No Brasil, é proibido o uso de fumígenos em recintos coletivos fechados ou parcialmente fechados desde 2011. O objetivo é combater o fumo passivo e impedir que não fumantes sofram com os danos da fumaça tóxica do tabaco. Uma sessão de uma hora de narguilé pode equivaler a mais de 100 cigarros em substâncias tóxicas e viciantes, como a nicotina, metais pesados e monóxido de carbono.

Em 2022, franquias “Zomo Zones” se espalharam pelo país, o que impulsionou alerta da Anvisa a vigilâncias sanitárias municipais.
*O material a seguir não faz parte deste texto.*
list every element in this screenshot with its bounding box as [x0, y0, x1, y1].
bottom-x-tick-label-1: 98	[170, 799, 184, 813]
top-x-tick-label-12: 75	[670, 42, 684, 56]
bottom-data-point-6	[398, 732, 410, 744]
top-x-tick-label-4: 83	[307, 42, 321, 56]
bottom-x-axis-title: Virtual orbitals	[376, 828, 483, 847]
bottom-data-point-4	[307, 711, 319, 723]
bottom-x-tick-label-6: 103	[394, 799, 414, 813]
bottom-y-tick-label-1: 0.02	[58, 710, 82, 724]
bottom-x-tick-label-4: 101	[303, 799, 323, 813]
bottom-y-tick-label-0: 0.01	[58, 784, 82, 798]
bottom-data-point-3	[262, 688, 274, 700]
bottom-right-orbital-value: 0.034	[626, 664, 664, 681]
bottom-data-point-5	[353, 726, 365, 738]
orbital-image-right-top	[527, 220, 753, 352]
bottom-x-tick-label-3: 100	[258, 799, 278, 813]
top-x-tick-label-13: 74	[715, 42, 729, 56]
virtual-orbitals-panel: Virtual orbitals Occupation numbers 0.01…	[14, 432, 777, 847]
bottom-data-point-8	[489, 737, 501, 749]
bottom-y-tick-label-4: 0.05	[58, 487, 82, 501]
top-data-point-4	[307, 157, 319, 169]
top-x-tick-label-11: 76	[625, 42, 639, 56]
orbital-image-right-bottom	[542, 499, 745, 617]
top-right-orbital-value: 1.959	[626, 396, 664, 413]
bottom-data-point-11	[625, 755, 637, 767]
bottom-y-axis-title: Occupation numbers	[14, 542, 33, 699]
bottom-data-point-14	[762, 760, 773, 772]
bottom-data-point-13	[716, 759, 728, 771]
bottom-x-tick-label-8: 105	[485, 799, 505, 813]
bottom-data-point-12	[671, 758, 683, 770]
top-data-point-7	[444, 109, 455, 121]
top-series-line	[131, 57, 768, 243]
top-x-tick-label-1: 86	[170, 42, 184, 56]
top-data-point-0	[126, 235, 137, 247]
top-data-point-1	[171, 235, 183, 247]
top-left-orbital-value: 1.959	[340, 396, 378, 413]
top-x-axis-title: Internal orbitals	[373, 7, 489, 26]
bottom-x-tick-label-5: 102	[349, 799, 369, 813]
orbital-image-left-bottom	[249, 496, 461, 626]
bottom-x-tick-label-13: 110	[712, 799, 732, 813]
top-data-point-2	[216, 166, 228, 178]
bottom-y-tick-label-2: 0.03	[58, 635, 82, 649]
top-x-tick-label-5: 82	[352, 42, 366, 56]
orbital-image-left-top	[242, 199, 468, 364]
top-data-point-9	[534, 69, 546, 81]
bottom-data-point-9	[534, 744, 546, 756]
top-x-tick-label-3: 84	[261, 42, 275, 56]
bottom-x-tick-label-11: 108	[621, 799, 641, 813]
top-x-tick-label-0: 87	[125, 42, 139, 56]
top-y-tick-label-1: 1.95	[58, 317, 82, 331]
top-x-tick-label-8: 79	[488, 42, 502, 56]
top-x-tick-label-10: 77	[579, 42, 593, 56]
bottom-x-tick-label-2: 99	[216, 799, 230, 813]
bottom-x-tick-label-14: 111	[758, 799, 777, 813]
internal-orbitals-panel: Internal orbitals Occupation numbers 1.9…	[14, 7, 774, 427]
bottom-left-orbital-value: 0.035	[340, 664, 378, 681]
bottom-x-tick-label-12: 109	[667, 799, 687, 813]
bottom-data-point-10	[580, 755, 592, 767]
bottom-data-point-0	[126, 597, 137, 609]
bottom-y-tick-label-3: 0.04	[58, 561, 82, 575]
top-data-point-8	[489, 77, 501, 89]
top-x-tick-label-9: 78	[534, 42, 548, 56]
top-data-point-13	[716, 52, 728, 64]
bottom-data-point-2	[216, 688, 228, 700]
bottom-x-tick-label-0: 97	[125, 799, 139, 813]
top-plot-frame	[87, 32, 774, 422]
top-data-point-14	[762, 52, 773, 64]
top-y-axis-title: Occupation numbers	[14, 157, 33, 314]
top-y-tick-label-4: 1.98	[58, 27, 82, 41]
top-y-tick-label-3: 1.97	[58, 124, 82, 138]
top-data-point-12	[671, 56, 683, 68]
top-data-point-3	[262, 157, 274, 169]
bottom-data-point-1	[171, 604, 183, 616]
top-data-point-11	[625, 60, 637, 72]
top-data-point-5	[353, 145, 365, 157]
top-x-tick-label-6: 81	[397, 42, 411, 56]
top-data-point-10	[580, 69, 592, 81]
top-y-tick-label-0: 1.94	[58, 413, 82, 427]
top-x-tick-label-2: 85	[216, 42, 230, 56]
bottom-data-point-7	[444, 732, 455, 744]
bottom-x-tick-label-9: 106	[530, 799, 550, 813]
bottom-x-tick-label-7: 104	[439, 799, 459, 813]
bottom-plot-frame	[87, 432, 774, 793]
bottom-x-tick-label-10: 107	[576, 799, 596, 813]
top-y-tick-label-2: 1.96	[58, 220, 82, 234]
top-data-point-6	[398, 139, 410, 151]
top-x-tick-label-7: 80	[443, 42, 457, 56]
Imagem: Reprodução/Google Street View.

Por meio da plataforma Cruzagrafos, o Joio identificou ao menos 12 CNPJs abertos de bares ou espaços que se referem como “lounges” ou “zones” que usam a marca da Zomo. Destes, sete permanecem ativas. Duas em São Paulo (SP) e Balneário Camboriú (SC). São Caetano do Sul (SP), Lages (SC) e Tubarão (SC) têm um lounge cada.

No período, a FOA chegou até a usar o camarote FielZone na NeoQuímica Arena, o estádio do Corinthians, como espaço para fumo. “O camarote #Zomo é o único em qualquer estádio de #futebol que é possível assistir o jogo e fazer aquela sessão com a qualidade #ZomoMax”, diz um post de março de 2023 da marca no TikTok, em referência às sessões de narguilé. 

Perfil oficial da Zomo no TikTok mantém no ar vídeos de patrocínios feitos no camarote do estádio corinthiano. Reprodução.

Anos antes da Zomo, outra marca da FOA, a Nay, também havia feito promoções comerciais no mesmo espaço. “Nay revolucionando o mundo do narguile novamente: o primeiro espaço para narguile dentro dos estádios de futebol”, diz um post no Instagram oficial da Nay de setembro de 2019. “Uma conquista histórica”, completa a publicação.

À reportagem, o clube disse que não tem ingerência sobre os camarotes do estádio. Já a Fielzone não respondeu às tentativas de contato. Assim como no caso da Mansão Maromba, esse tipo de publicidade teria sido ilegal até mesmo nos anos 90 por envolver esporte.

Além das franquias de bares, a marca também tem promovido festas com ofertas de narguilé da marca, os “butecos Zomo”. Já foram realizadas edições pelo menos em Brasília, Goiânia, São Paulo e Blumenau (SC), segundo o Instagram do evento. As baladas incluem DJ, shows sertanejos, bebidas e oferta de narguilé. Há até mesmo um influenciador vestido de cowboy.

Em seu perfil oficial no Instagram, a Zomo publica clipes sobre como foram os “butecos Zomo” que promoveu no Brasil. Reprodução.

No próximo 27 de abril, por exemplo, há uma edição marcada para acontecer em uma distribuidora de tabaco e charutos em Presidente Prudente, município do interior de São Paulo. Em Goiânia, no último dia 16, a Zomo também promoveu uma “degustação” de sabores.

Uma das outras marcas da FOA, Nay, também promove edições próprias de um evento para consumo de narguilé, o ChurrasNay. No último dia 13 de abril, a empresa realizou um encontro em uma distribuidora de tabaco e charutos de Blumenau. 

O Joio perguntou à Anvisa qual o seu posicionamento sobre a marca realizar eventos do tipo. “As ações de vigilância sanitária são descentralizadas”, disse a agência. “Dessa forma, entende-se que a fiscalização de eventos também é de competência das vigilâncias sanitárias locais (municipais ou estaduais), assim como existe a competência de atuação dos demais órgãos competentes, como o Ministério Público e Procons”, afirmou em nota.